How i wish,i can cheer up but just chanting,cheer up,cheer up!
But as much as i wanna cheer up,i simply cant.
How can things ever get worst?
I skipped this morning web design's practical because i took the wrong bus.
I was at kun's house bus-stop,and was supposed to board bus 15.
From afar,i saw a half-blocked bus that ends with a 5,and without hesitation,i board onto it.
I was quite sleepy as i didnt manage to have to good sleep previous night,therefore,i dozed off on the bus.
When i woke up at about half-hr later,i realise that i was at hougang.
I was so shocked!i quickly alighted the bus,and realise that the bus i took,was 55,instead of 15.
And when i finally reached tampines,it was already 9.30.
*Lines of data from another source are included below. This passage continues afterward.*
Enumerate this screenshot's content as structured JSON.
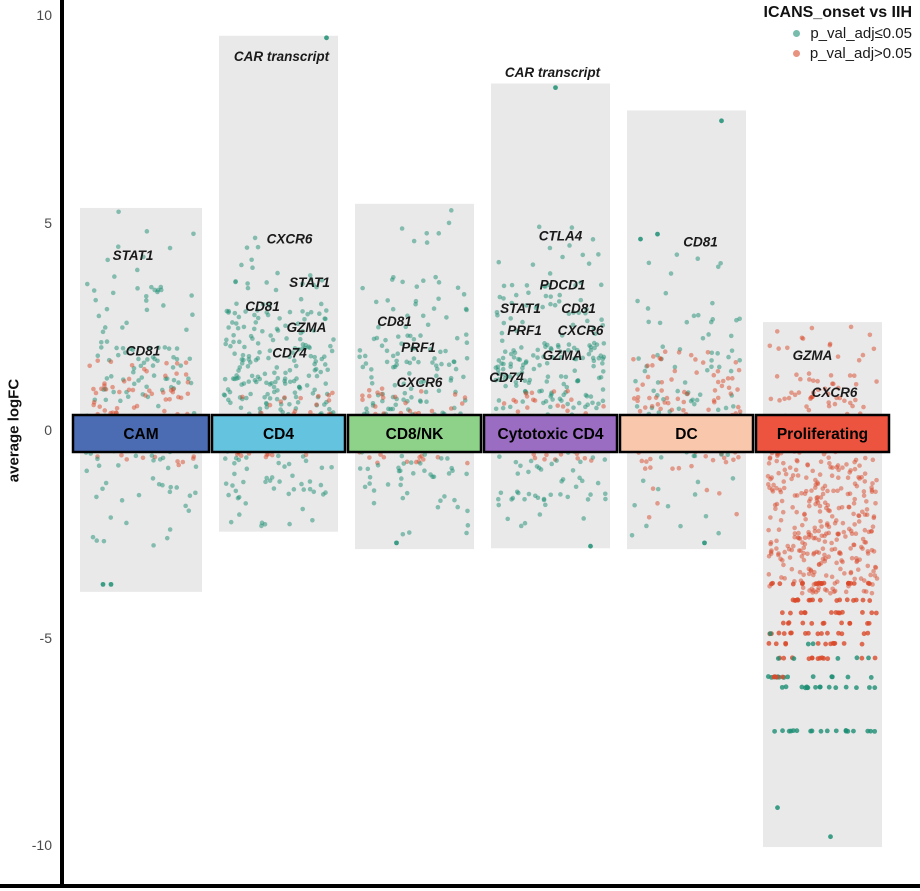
{
  "figure": {
    "y_axis_title": "average logFC",
    "legend": {
      "title": "ICANS_onset vs IIH",
      "items": [
        {
          "key": "sig",
          "label": "p_val_adj≤0.05"
        },
        {
          "key": "nonsig",
          "label": "p_val_adj>0.05"
        }
      ]
    }
  },
  "chart_data": {
    "type": "scatter",
    "title": "ICANS_onset vs IIH",
    "ylabel": "average logFC",
    "ylim": [
      -10.6,
      10.4
    ],
    "grid": false,
    "legend_position": "top-right",
    "jitter_seed": 7,
    "y_ticks": [
      {
        "value": 10,
        "label": "10"
      },
      {
        "value": 5,
        "label": "5"
      },
      {
        "value": 0,
        "label": "0"
      },
      {
        "value": -5,
        "label": "-5"
      },
      {
        "value": -10,
        "label": "-10"
      }
    ],
    "point_classes": {
      "sig": {
        "label": "p_val_adj≤0.05",
        "color": "#1d8f74",
        "opacity": 0.5
      },
      "nonsig": {
        "label": "p_val_adj>0.05",
        "color": "#d94a2b",
        "opacity": 0.5
      }
    },
    "colors": {
      "band_bg": "#e9e9e9",
      "header_border": "#000000",
      "label_text": "#1a1a1a"
    },
    "columns": [
      {
        "name": "CAM",
        "header_color": "#4b6cb3",
        "band_y": [
          5.35,
          -3.9
        ],
        "clusters": [
          {
            "class": "sig",
            "n": 10,
            "y": [
              3.4,
              5.3
            ]
          },
          {
            "class": "sig",
            "n": 28,
            "y": [
              1.9,
              3.5
            ]
          },
          {
            "class": "sig",
            "n": 60,
            "y": [
              0.3,
              2.0
            ]
          },
          {
            "class": "nonsig",
            "n": 85,
            "y": [
              -0.85,
              1.7
            ]
          },
          {
            "class": "sig",
            "n": 38,
            "y": [
              -1.9,
              0.0
            ]
          },
          {
            "class": "sig",
            "n": 9,
            "y": [
              -3.1,
              -1.8
            ]
          }
        ],
        "rows": [],
        "singles": [
          {
            "class": "sig",
            "y": -3.72,
            "dx": -38
          },
          {
            "class": "sig",
            "y": -3.72,
            "dx": -30
          }
        ],
        "gene_labels": [
          {
            "text": "STAT1",
            "dx": -8,
            "y": 4.2
          },
          {
            "text": "CD81",
            "dx": 2,
            "y": 1.9
          }
        ]
      },
      {
        "name": "CD4",
        "header_color": "#64c3de",
        "band_y": [
          9.5,
          -2.45
        ],
        "clusters": [
          {
            "class": "sig",
            "n": 5,
            "y": [
              3.9,
              4.8
            ]
          },
          {
            "class": "sig",
            "n": 22,
            "y": [
              2.8,
              4.0
            ]
          },
          {
            "class": "sig",
            "n": 45,
            "y": [
              2.0,
              2.9
            ]
          },
          {
            "class": "sig",
            "n": 130,
            "y": [
              0.3,
              2.1
            ]
          },
          {
            "class": "nonsig",
            "n": 55,
            "y": [
              -0.7,
              0.9
            ]
          },
          {
            "class": "sig",
            "n": 55,
            "y": [
              -1.6,
              0.1
            ]
          },
          {
            "class": "sig",
            "n": 12,
            "y": [
              -2.4,
              -1.5
            ]
          }
        ],
        "rows": [],
        "singles": [
          {
            "class": "sig",
            "y": 9.45,
            "dx": 48
          }
        ],
        "gene_labels": [
          {
            "text": "CAR transcript",
            "dx": 3,
            "y": 9.0
          },
          {
            "text": "CXCR6",
            "dx": 11,
            "y": 4.6
          },
          {
            "text": "STAT1",
            "dx": 31,
            "y": 3.56
          },
          {
            "text": "CD81",
            "dx": -16,
            "y": 2.98
          },
          {
            "text": "GZMA",
            "dx": 28,
            "y": 2.47
          },
          {
            "text": "CD74",
            "dx": 11,
            "y": 1.86
          }
        ]
      },
      {
        "name": "CD8/NK",
        "header_color": "#8ed289",
        "band_y": [
          5.45,
          -2.87
        ],
        "clusters": [
          {
            "class": "sig",
            "n": 8,
            "y": [
              3.6,
              5.3
            ]
          },
          {
            "class": "sig",
            "n": 26,
            "y": [
              2.2,
              3.7
            ]
          },
          {
            "class": "sig",
            "n": 95,
            "y": [
              0.3,
              2.3
            ]
          },
          {
            "class": "nonsig",
            "n": 60,
            "y": [
              -0.8,
              1.0
            ]
          },
          {
            "class": "sig",
            "n": 48,
            "y": [
              -1.7,
              0.0
            ]
          },
          {
            "class": "sig",
            "n": 9,
            "y": [
              -2.6,
              -1.7
            ]
          }
        ],
        "rows": [],
        "singles": [
          {
            "class": "sig",
            "y": -2.72,
            "dx": -18
          }
        ],
        "gene_labels": [
          {
            "text": "CD81",
            "dx": -20,
            "y": 2.61
          },
          {
            "text": "PRF1",
            "dx": 4,
            "y": 1.99
          },
          {
            "text": "CXCR6",
            "dx": 5,
            "y": 1.14
          }
        ]
      },
      {
        "name": "Cytotoxic CD4",
        "header_color": "#9a6cc2",
        "band_y": [
          8.35,
          -2.85
        ],
        "clusters": [
          {
            "class": "sig",
            "n": 5,
            "y": [
              4.3,
              5.0
            ]
          },
          {
            "class": "sig",
            "n": 12,
            "y": [
              3.4,
              4.4
            ]
          },
          {
            "class": "sig",
            "n": 45,
            "y": [
              2.0,
              3.5
            ]
          },
          {
            "class": "sig",
            "n": 130,
            "y": [
              0.2,
              2.1
            ]
          },
          {
            "class": "nonsig",
            "n": 50,
            "y": [
              -0.8,
              1.0
            ]
          },
          {
            "class": "sig",
            "n": 55,
            "y": [
              -1.7,
              0.0
            ]
          },
          {
            "class": "sig",
            "n": 9,
            "y": [
              -2.6,
              -1.6
            ]
          }
        ],
        "rows": [],
        "singles": [
          {
            "class": "sig",
            "y": 8.25,
            "dx": 5
          },
          {
            "class": "sig",
            "y": -2.8,
            "dx": 40
          }
        ],
        "gene_labels": [
          {
            "text": "CAR transcript",
            "dx": 2,
            "y": 8.62
          },
          {
            "text": "CTLA4",
            "dx": 10,
            "y": 4.67
          },
          {
            "text": "PDCD1",
            "dx": 12,
            "y": 3.49
          },
          {
            "text": "STAT1",
            "dx": -30,
            "y": 2.93
          },
          {
            "text": "CD81",
            "dx": 28,
            "y": 2.93
          },
          {
            "text": "PRF1",
            "dx": -26,
            "y": 2.4
          },
          {
            "text": "CXCR6",
            "dx": 30,
            "y": 2.4
          },
          {
            "text": "GZMA",
            "dx": 12,
            "y": 1.79
          },
          {
            "text": "CD74",
            "dx": -44,
            "y": 1.26
          }
        ]
      },
      {
        "name": "DC",
        "header_color": "#f9c7ab",
        "band_y": [
          7.7,
          -2.87
        ],
        "clusters": [
          {
            "class": "sig",
            "n": 10,
            "y": [
              2.7,
              4.3
            ]
          },
          {
            "class": "sig",
            "n": 35,
            "y": [
              0.9,
              2.8
            ]
          },
          {
            "class": "sig",
            "n": 30,
            "y": [
              0.0,
              1.0
            ]
          },
          {
            "class": "nonsig",
            "n": 110,
            "y": [
              -1.0,
              1.9
            ]
          },
          {
            "class": "sig",
            "n": 22,
            "y": [
              -1.9,
              -0.1
            ]
          },
          {
            "class": "nonsig",
            "n": 6,
            "y": [
              -2.3,
              -1.3
            ]
          },
          {
            "class": "sig",
            "n": 5,
            "y": [
              -2.8,
              -1.9
            ]
          }
        ],
        "rows": [],
        "singles": [
          {
            "class": "sig",
            "y": 7.45,
            "dx": 35
          },
          {
            "class": "sig",
            "y": 4.72,
            "dx": -29
          },
          {
            "class": "sig",
            "y": 4.6,
            "dx": -46
          },
          {
            "class": "sig",
            "y": -2.72,
            "dx": 18
          }
        ],
        "gene_labels": [
          {
            "text": "CD81",
            "dx": 14,
            "y": 4.53
          }
        ]
      },
      {
        "name": "Proliferating",
        "header_color": "#ed5440",
        "band_y": [
          2.6,
          -10.05
        ],
        "clusters": [
          {
            "class": "nonsig",
            "n": 15,
            "y": [
              1.3,
              2.5
            ]
          },
          {
            "class": "nonsig",
            "n": 55,
            "y": [
              0.2,
              1.4
            ]
          },
          {
            "class": "nonsig",
            "n": 150,
            "y": [
              -1.5,
              0.3
            ]
          },
          {
            "class": "nonsig",
            "n": 150,
            "y": [
              -3.0,
              -1.4
            ]
          },
          {
            "class": "nonsig",
            "n": 90,
            "y": [
              -3.95,
              -2.9
            ]
          }
        ],
        "rows": [
          {
            "class": "nonsig",
            "y": -3.7,
            "n": 20
          },
          {
            "class": "nonsig",
            "y": -4.1,
            "n": 16
          },
          {
            "class": "nonsig",
            "y": -4.4,
            "n": 13
          },
          {
            "class": "nonsig",
            "y": -4.65,
            "n": 12
          },
          {
            "class": "nonsig",
            "y": -4.9,
            "n": 15
          },
          {
            "class": "sig",
            "y": -4.9,
            "n": 1
          },
          {
            "class": "nonsig",
            "y": -5.15,
            "n": 12
          },
          {
            "class": "sig",
            "y": -5.15,
            "n": 2
          },
          {
            "class": "nonsig",
            "y": -5.5,
            "n": 13
          },
          {
            "class": "sig",
            "y": -5.5,
            "n": 5
          },
          {
            "class": "sig",
            "y": -5.95,
            "n": 13
          },
          {
            "class": "nonsig",
            "y": -5.95,
            "n": 4
          },
          {
            "class": "sig",
            "y": -6.2,
            "n": 16
          },
          {
            "class": "sig",
            "y": -7.25,
            "n": 18
          }
        ],
        "singles": [
          {
            "class": "sig",
            "y": -9.1,
            "dx": -45
          },
          {
            "class": "sig",
            "y": -9.8,
            "dx": 8
          }
        ],
        "gene_labels": [
          {
            "text": "GZMA",
            "dx": -10,
            "y": 1.79
          },
          {
            "text": "CXCR6",
            "dx": 12,
            "y": 0.9
          }
        ]
      }
    ]
  }
}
Instead of heading to school,i headed home hoping to get some nap.
But i didnt managed to.
My brother was argueing with my father.
Haiz.
I headed to school,and thankfully,school was so much better.
Lesson ended,and i headed down to the library cause i dont feel like going home.
And slacked there till 6.
I decided not to go for tkd training,and just wants to find something to do.
I headed to ITAS,bought some snacks,and was heading home.
Saw a friend,we said hello to each other,and walked off without a bye.
Guess,we have our own things to do,and cant even spare 5mins for a small chat.
But it's happening too fast.
It has only been a few weeks,and now we dont communicate much in any form of communication already..
Guess,i wasnt over-worrying,it just prove that my instinct was right.
Went home,and realise that something drastic had happened.
My sis decided to shift to her friends house,and me,to kun's hse.
Leaving my bro and my parents at home.
Our family is falling apart,and it wont be long,before my parents sells the house,and each of us will lead our own life on our own...
I saw that coming.
And all these,wont happen if not for my bastard elder brother.
I am losing my kinship and my friendship.
And i am getting less alert day by day.
I dont know what is going to happen to me.
Despite eating 4 bars of chocalate,it still dont help.
I hate restrictions,i just wanna live my life happily.
Now,i cant even concentrate on my homework,my brains is just full of thoughts right now.
I had clean forgotten all the things that i had learnt in lecture.
Am i going to flunk because of all these?